I massaged my shredded ear. “Listen, Peter, have you heard anything about a missionary being involved? Here in Los Angeles, I mean.”
“Missionary? What kind of question is that?”
“One that I wish I weren't asking.”
“You mean a 'Merican missionary?”
“Have you heard anything?”
“No. Why'n earth would he-” I heard a familiar sound. He was clinking the rings together.
“Peter?”
“I'm thinking. There's something about missionaries. Are you a toll call?”
“Yes.”
“Then hold on.” He missed the table with the phone, and it took a couple of bounces on the way down. I was rubbing my ear again when the door opened and Eleanor came in, carrying a small shopping bag. She was wearing a nubby red sweater over black bicycle shorts, and she looked like the entree on a lecher's menu. Bravo, who was sitting with his head on Tran's lap, slapped the floor with his tail and whimpered welcome.
“Bactine,” she said, holding up the bag as though that would help me see through it, “and some nice red wine.”
“Gaaaahhh,” I said, wincing at the idea of wine.

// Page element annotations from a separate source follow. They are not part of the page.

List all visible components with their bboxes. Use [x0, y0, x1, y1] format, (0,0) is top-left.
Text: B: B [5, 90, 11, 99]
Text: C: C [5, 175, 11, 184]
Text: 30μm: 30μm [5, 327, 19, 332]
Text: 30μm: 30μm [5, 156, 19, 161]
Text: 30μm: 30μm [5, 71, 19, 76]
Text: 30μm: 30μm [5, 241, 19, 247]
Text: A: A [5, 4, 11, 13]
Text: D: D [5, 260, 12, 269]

“Kidding about the wine,” she whispered. “It's white. Are you talking to someone?”
“No,” I said, “I'm hooked up to the radio telescope on Mount Palomar.”
“I've got something to tell you after the supernova. There's my little patient.” She brightened at the sight of Tran.
“Hello, Eleanor,” Tran said, slowly and formally. “How are you today?” He sounded like he'd been practicing.
“Tell her,” I suggested, “where is the pen of your aunt.”
He looked startled. “Pardon?”
“He's just being Simeon,” Eleanor soothed. “He does it whenever he can't come up with something better.”
Tran stood and raised his hands to his chest, palms together. “Eleanor,” he said, “I am sorry.”
“For what?”
“For trying to kill you and frighten you.” He had been practicing.
“That little thing.” Eleanor pulled the Bactine from the bag. “Take off that fat man's shirt and sit down, and I'll make you sting.”
“Old fart shirt.” Tran began to unbutton.
“That's enough of that,” said the old fart.
“Of what?” Peter Lau asked.
“Talking to the dog,” I said.
“Oh. Had to get my files." He sounded like he'd gotten more than his files. “I knew there was something about missionaries. Back when Charlie Wah was an innocent, pink-cheeked lad, long before the suits and the haircut, he was taken in by missionaries.” He swallowed, a long and melodically liquid sound, and ice tinkled gaily. “This is in China, of course. He lived with them, mishnaries, and went to a mishnary school. Quite the little suck-up, too, our Charlie, until he decided that the kingdom of heaven was here on earth and helped a local gang break in and steal everything the school owned. I mean, down to the pencils. Five years later, he and the gang were on Taiwan.”